De uitvinding van de boekdrukkunst was een heel belangrijke. Drukpersen zorgden ervoor dat het maken van een boek een stuk makkelijker werd en meer mensen boeken konden lezen. Waarom ontstonden daardoor problemen?

Monnikenwerk

Vroeg in de middeleeuwen waren boeken vooral belangrijk voor de kerk. In kloosters schreven monniken de boeken met de hand over. Dat waren vooral bijbels. Ze versierden de letters vaak prachtig met gekleurde inkt en bladgoud. Het was een heel precies werkje en het kostte heel veel tijd. Hier komt de uitdrukking 'het is een monnikenwerk' vandaan. Je begrijpt dat er maar heel weinig boeken waren. Hierdoor konden maar weinig mensen zelf de bijbel en andere boeken lezen.

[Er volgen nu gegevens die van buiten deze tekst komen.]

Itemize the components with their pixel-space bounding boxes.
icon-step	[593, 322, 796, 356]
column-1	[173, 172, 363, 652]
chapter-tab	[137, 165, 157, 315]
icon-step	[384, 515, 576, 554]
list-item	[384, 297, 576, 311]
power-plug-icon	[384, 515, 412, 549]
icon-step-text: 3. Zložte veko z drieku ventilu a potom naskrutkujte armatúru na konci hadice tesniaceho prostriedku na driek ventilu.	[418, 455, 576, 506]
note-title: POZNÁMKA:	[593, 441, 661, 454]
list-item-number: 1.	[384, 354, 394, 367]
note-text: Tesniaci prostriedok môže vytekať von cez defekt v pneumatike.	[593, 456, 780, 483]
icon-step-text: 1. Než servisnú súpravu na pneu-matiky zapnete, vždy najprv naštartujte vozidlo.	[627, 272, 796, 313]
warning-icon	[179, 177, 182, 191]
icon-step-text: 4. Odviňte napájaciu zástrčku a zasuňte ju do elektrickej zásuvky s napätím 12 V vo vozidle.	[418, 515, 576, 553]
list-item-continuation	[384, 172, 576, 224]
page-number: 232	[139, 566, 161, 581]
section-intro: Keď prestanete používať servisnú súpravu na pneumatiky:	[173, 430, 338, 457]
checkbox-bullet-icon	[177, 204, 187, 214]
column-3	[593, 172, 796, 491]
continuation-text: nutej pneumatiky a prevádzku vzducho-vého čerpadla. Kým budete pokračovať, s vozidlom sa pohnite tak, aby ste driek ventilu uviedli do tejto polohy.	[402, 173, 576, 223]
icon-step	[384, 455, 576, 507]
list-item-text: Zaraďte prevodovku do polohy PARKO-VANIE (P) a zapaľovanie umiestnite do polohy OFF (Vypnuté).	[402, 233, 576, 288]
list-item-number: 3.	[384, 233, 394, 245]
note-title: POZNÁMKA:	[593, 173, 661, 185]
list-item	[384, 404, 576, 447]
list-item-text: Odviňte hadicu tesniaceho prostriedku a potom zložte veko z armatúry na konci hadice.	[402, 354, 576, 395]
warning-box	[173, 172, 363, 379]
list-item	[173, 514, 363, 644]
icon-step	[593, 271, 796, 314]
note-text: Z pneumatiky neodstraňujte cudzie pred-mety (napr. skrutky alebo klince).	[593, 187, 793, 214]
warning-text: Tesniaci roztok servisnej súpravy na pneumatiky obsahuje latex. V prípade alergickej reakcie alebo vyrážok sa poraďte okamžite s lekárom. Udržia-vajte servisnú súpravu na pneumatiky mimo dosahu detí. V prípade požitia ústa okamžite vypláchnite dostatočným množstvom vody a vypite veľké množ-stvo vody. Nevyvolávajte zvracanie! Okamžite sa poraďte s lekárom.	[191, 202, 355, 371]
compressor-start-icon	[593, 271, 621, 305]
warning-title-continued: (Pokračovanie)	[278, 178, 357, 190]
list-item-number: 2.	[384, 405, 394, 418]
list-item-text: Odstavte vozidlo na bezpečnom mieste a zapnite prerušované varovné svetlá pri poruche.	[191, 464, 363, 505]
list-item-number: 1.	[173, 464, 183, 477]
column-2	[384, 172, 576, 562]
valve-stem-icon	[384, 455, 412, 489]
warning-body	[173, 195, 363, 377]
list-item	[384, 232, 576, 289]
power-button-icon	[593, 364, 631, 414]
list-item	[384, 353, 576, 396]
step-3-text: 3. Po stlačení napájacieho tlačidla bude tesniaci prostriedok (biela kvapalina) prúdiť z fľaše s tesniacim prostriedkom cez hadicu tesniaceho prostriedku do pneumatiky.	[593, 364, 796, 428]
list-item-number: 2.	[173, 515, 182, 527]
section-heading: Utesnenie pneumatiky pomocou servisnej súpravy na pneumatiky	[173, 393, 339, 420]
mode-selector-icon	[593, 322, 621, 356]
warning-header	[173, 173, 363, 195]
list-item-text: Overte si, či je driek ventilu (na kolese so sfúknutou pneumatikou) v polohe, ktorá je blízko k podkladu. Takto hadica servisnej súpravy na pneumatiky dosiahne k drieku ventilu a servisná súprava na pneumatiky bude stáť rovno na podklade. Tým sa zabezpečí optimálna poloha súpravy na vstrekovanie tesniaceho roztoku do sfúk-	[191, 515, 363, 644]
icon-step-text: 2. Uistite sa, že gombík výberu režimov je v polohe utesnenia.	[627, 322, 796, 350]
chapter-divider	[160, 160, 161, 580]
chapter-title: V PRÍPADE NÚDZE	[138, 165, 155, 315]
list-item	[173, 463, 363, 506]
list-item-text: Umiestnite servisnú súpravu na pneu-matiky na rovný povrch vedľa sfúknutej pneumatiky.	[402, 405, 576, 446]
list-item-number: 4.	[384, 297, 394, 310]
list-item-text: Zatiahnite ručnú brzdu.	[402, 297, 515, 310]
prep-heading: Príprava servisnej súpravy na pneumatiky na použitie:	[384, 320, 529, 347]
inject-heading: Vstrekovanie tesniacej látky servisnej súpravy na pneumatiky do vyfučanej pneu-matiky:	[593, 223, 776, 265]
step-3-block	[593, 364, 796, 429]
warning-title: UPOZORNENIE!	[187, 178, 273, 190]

Ze moesten geloven wat de priesters en geleerden hen vertelden.

Gutenberg en Coster

Aan het einde van de middeleeuwen kwamen er meer universiteiten. Er waren daardoor meer boeken nodig. Verschillende mensen probeerden een manier te vinden om sneller boeken te maken. In China werden boeken gedrukt met grote stempels. In Europa experimenteerden Laurens Janszoon Coster uit Nederland en Johannes Gutenberg uit Duitsland met losse metalen letters. Gutenberg maakte de eerste gedrukte bijbel. Kleur en versieringen maakte hij er met de hand bij.

Gedrukte informatie

Het maken van bijbels en boeken over wetenschap ging daarna veel sneller. Boeken werden daardoor goedkoper. Meer mensen konden boeken kopen en leren lezen. Gewone mensen konden de bijbel nu zelf lezen. Vaak waren ze het niet met de kerk eens. Hierdoor ontstonden problemen in de kerk. De mensen wisten nu veel meer en gingen meer nadenken. Nieuwe ideeën werden sneller verspreid. De wetenschap ging erg vooruit.